The carrying capacity model also implements a carrying capacity mechanism to model an indirect competitive interaction between cancer and healthy stem cells by adding a functional form for \({d}_{c}\), the carrying capacity, that includes dependence on \({X}_{{pr}}\) as follows:

$$F={k}_{{tr}}{(B/{X}_{{wbc}})}^{\gamma }(1-{E}_{{ven},{wbc}}-{E}_{{aza},{wbc}})$$
(18)
$$G={k}_{{tr}}$$
(19)
$${d}_{c}=0\,if\,{X}_{{pr}}+{X}_{l1} < 4B{k}_{{wbc}}/{k}_{{tr}},{(X}_{{pr}}+{X}_{l1}-4B{k}_{{wbc}}/{k}_{{tr}})\,otherwise$$
(20)

The last function implies that \({X}_{{pr}}\) will diminish if the combination of \({X}_{{pr}}\) and \({X}_{l1}\)(bone marrow blasts, see below) exceed a threshold value (proportional to the equilibrium number of proliferating cells).

The direct inhibition model additionally includes an inhibition mechanism in which the differentiation rate is decreased by the population of observed blast cells. The main difference between this model and the baseline drug effect model is setting in the function \(G\) to be a function of observed blasts in the bone marrow \({X}_{{blast},{obs}}\). This is shown in Eqs. (21)–(23):

$$F={k}_{{tr}}{(B/{X}_{{wbc}})}^{\gamma }(1-{E}_{{ven},{wbc}}-{E}_{{aza},{wbc}})$$
(21)
$$G={k}_{{tr}}/(1+{b}_{i}{X}_{{blast},{obs}})$$
(22)
$${d}_{c}=0$$
(23)

Blast populations

We adopt three models of cancer cells, with two compartments \({X}_{l1}\) and \({X}_{l2}\) which represent leukemic blasts in the bone marrow and blasts in the blood, respectively.
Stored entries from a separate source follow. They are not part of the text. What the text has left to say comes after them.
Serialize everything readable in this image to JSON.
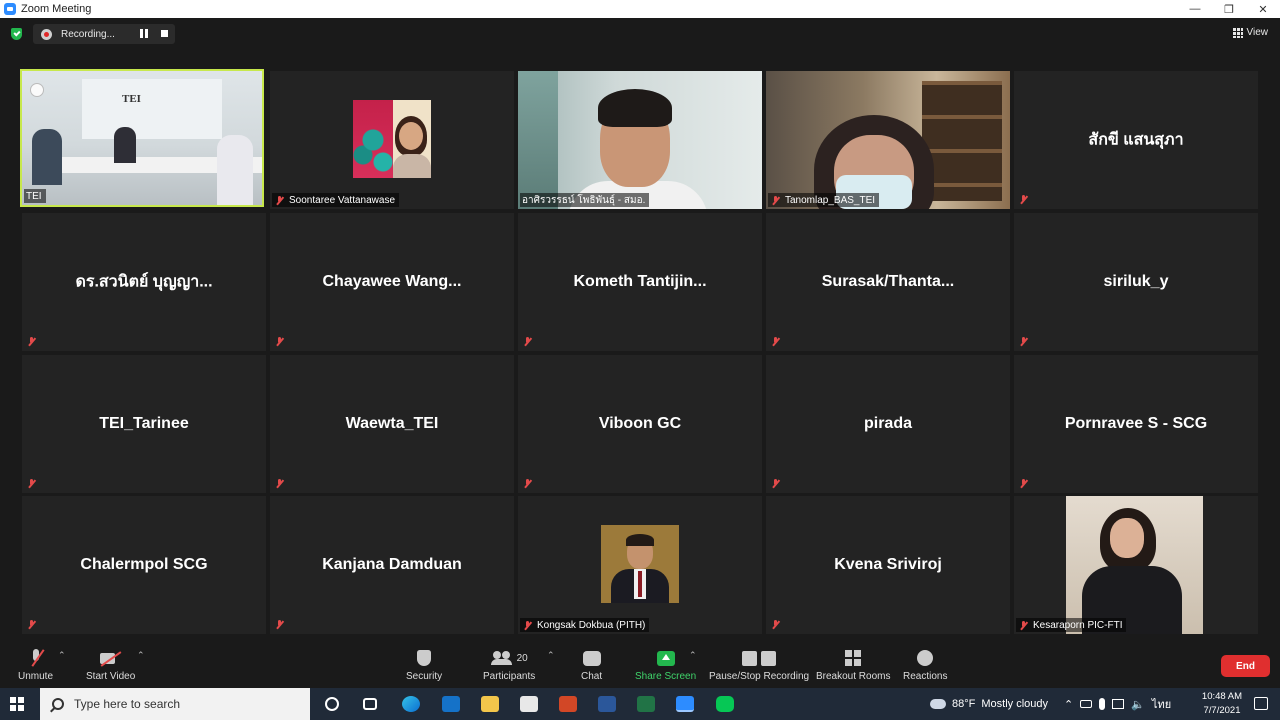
{
  "window": {
    "title": "Zoom Meeting"
  },
  "meeting": {
    "recording_label": "Recording...",
    "view_label": "View"
  },
  "tiles": [
    {
      "name": "TEI"
    },
    {
      "name": "Soontaree Vattanawase"
    },
    {
      "name": "อาศิรวรรธน์ โพธิพันธุ์ - สมอ."
    },
    {
      "name": "Tanomlap_BAS_TEI"
    },
    {
      "name": "สักขี แสนสุภา"
    },
    {
      "name": "ดร.สวนิตย์ บุญญา..."
    },
    {
      "name": "Chayawee  Wang..."
    },
    {
      "name": "Kometh  Tantijin..."
    },
    {
      "name": "Surasak/Thanta..."
    },
    {
      "name": "siriluk_y"
    },
    {
      "name": "TEI_Tarinee"
    },
    {
      "name": "Waewta_TEI"
    },
    {
      "name": "Viboon GC"
    },
    {
      "name": "pirada"
    },
    {
      "name": "Pornravee S - SCG"
    },
    {
      "name": "Chalermpol SCG"
    },
    {
      "name": "Kanjana Damduan"
    },
    {
      "name": "Kongsak Dokbua (PITH)"
    },
    {
      "name": "Kvena Sriviroj"
    },
    {
      "name": "Kesaraporn PIC-FTI"
    }
  ],
  "office_logo": "TEI",
  "toolbar": {
    "unmute": "Unmute",
    "start_video": "Start Video",
    "security": "Security",
    "participants": "Participants",
    "participants_count": "20",
    "chat": "Chat",
    "share_screen": "Share Screen",
    "pause_stop_recording": "Pause/Stop Recording",
    "breakout_rooms": "Breakout Rooms",
    "reactions": "Reactions",
    "end": "End"
  },
  "taskbar": {
    "search_placeholder": "Type here to search",
    "weather_temp": "88°F",
    "weather_text": "Mostly cloudy",
    "language": "ไทย",
    "time": "10:48 AM",
    "date": "7/7/2021"
  },
  "colors": {
    "active_speaker_border": "#c7e84c",
    "end_button": "#e02f2f",
    "share_screen": "#23b74e",
    "mic_muted": "#e34a4a"
  }
}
The models, described below, use a parameter klc:

$${klc}:=1/(1+{c}_{1}{X}_{{wbc}}+{c}_{2}{X}_{l2})$$
(24)

that amounts to suppressive influence from neutrophils and blast24 in the blood, a signaling effect that may be conveyed by cytokines22.
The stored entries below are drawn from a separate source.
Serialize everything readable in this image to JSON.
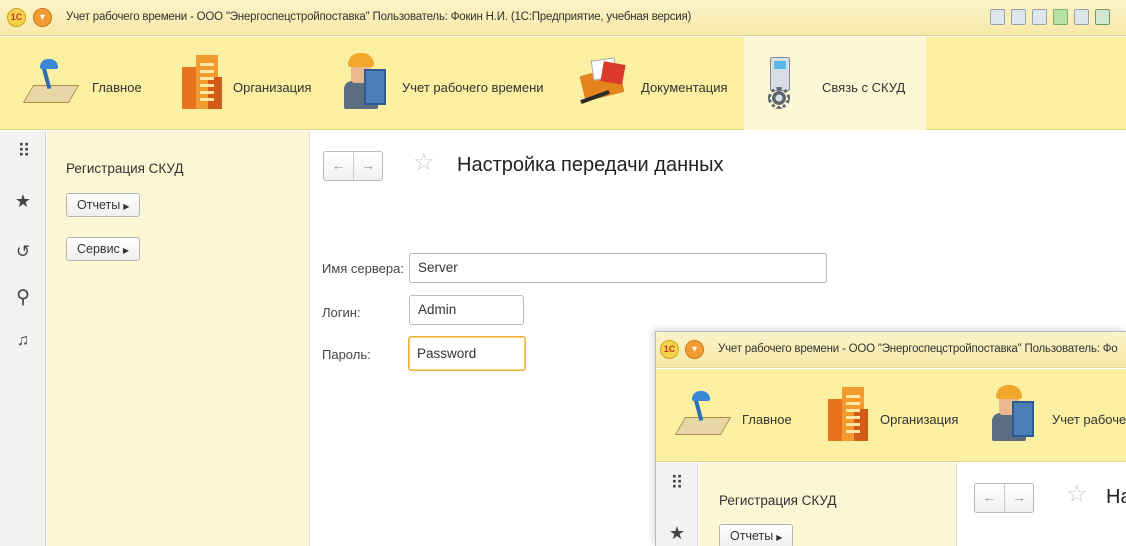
{
  "window": {
    "title": "Учет рабочего времени - ООО \"Энергоспецстройпоставка\" Пользователь: Фокин Н.И.  (1С:Предприятие, учебная версия)",
    "logo_text": "1С"
  },
  "sections": [
    {
      "label": "Главное",
      "icon": "desk-lamp-icon"
    },
    {
      "label": "Организация",
      "icon": "buildings-icon"
    },
    {
      "label": "Учет рабочего времени",
      "icon": "worker-icon"
    },
    {
      "label": "Документация",
      "icon": "documents-box-icon"
    },
    {
      "label": "Связь с СКУД",
      "icon": "skud-device-icon"
    }
  ],
  "left_toolbar": [
    "apps-grid-icon",
    "favorites-star-icon",
    "history-icon",
    "search-icon",
    "notifications-bell-icon"
  ],
  "nav_panel": {
    "title": "Регистрация СКУД",
    "buttons": [
      "Отчеты",
      "Сервис"
    ]
  },
  "form": {
    "title": "Настройка передачи данных",
    "fields": {
      "server_label": "Имя сервера:",
      "server_value": "Server",
      "login_label": "Логин:",
      "login_value": "Admin",
      "password_label": "Пароль:",
      "password_value": "Password"
    }
  },
  "overlay": {
    "title": "Учет рабочего времени - ООО \"Энергоспецстройпоставка\" Пользователь: Фо",
    "sections": [
      "Главное",
      "Организация",
      "Учет рабоче"
    ],
    "nav_title": "Регистрация СКУД",
    "nav_button": "Отчеты",
    "form_title": "На"
  },
  "colors": {
    "title_bar": "#f6e9a8",
    "sections_bar": "#fbefa2",
    "nav_panel": "#fdf6d5",
    "focus_border": "#e7b33d"
  }
}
The baseline model for blasts is described in Eqs. (25) and (26). This is similar to the model developed by Jost et al.25

$${{X}^{{\prime} }}_{l1}=(2{a}_{1}{klc}-1-{E}_{{ven},{blast}}-{E}_{{aza},{blast}}){X}_{l1}{p}_{1}$$
(25)
$${{X}^{{\prime} }}_{l2}=2(1-{a}_{1}{klc}){p}_{1}{X}_{l1}-{d}_{2}{X}_{l2}$$
(26)

The carrying capacity model additionally includes an indirect competitive interaction through a carrying capacity in the bone marrow. The following are the equations that describe this model.

$${{X}^{{\prime} }}_{l1}=(2{a}_{1}{klc}-1-{E}_{{ven},{blast}}-{E}_{{aza},{blast}}){X}_{l1}{p}_{1}-{X}_{l1}{d}_{c}$$
(27)
$${{X}^{{\prime} }}_{l2}=2(1-{a}_{1}{klc}){p}_{1}{X}_{l1}-{d}_{2}{X}_{l2}$$
(28)

In the logistic growth model, an extra term is added to the baseline model for leukemic cells25 to model a logistic growth kind of population dynamics for cancer cells.

$${{X}^{{\prime} }}_{l1}=({a}_{1}{klc}-{X}_{l1}-{E}_{{ven},{blast}}-{E}_{{aza},{blast}}){X}_{l1}{p}_{1}$$
(29)
$${{X}^{{\prime} }}_{l2}=2(1-{a}_{1}{klc}){p}_{1}{X}_{l1}-{d}_{2}{X}_{l2}$$
(30)

Linear regression model

The linear regression model is intended to predict the neutrophil count at the next time point given the measurements at the current time point, and the treatment cycle between current and next time points. There are five independent variables: (1) current neutrophil count measurement, (2) time elapsed between the two measurements that are within venetoclax treatment, (3) time elapsed between the two measurements that are not in venetoclax treatment, (4) venetoclax dosage for the cycle between the current time point and next time point, and (5) interpolated bone marrow blast measurement at the current time point. There is also a constant term for the intercept. Results are shown in Supplementary Fig. 2. As with the ODE models, the linear regression model was fitted for each patient separately, using all pairs of adjacent neutrophil measurements for the comparison in Supplementary Fig. 2a, b, and all pairs of adjacent neutrophil measurements in the first 5 cycles for the comparison in Supplementary Fig. 2c.